One of the most popular trends in corporate management is to use icons to indicate how a company's performance compares to its goals. If you set up your workbook as a dashboard that summarizes performance you can indicators such as the familiar red and yellow and green stoplight images to indicate acceptable, unacceptable, and excellent results. In Excel, such a group of indicators is called an icon set. To apply an Icon Set conditional format to a PivotTable, click any cell in the PivotTable data field.
Then on the Home tab, click the Conditional Formatting buttons, point to Icon Sets, and then at the bottom click More Rules. When you do, the New Formatting Rule dialog box appears. The first thing you can do is select which cells to apply the rules to and in this case, you only want the cells in the body of the PivotTable. Not the grand total or subtotal cells. So you should select the third option, which is All cells showing "Sum of Revenue" values for "Month" and "Company".
Next, you can select the icon style that you want.
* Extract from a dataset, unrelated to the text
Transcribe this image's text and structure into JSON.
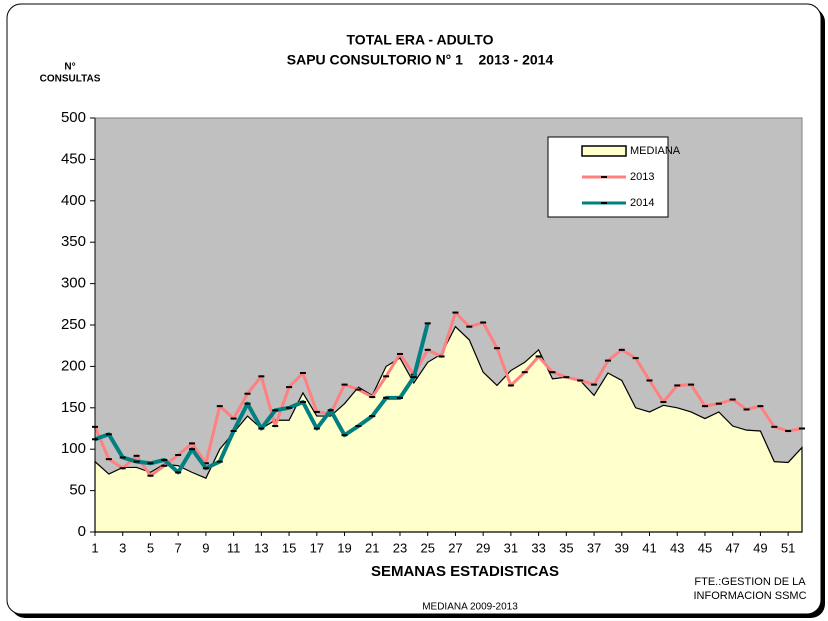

So if you click the down arrow, you can select and I usually prefer to use the black rimmed traffic lights. And now you can establish your rules. Now, it's very important that you select the type of rule you want to create first. In this case this PivotTable contains numerical data as opposed to percentages so we'll create a Number type of rule. So I'll click the Type down arrow in the first row and click Number.
When you select a new type, Excel presets the rules so you can define its values. so in the Value field I want to show a green light for anything a hundred or higher. So I'll edit that values it reads 100, and then I can select the type for the rule that will define what shows a yellow light. So I'll click the second type of cell and click Number, and for that value I'll click 50. So that rule says that it will display a yellow light for any value less than 10 and greater than or equal to 50. And the final rule says it will show a red light or anything else.
So with those changes in place I can click OK and Excel applies the conditional format to the body of the PivotTable. Icon sets can provide useful information about large datasets. But they really come into their own when you use them to summarize a relatively small amount of data. If you or your executive team monitor company performance using dashboards, you should strongly consider using icon sets to enhance your ability to understand the dashboard summary at a glance and also to determine where to reward strong performance and investigate underperformance.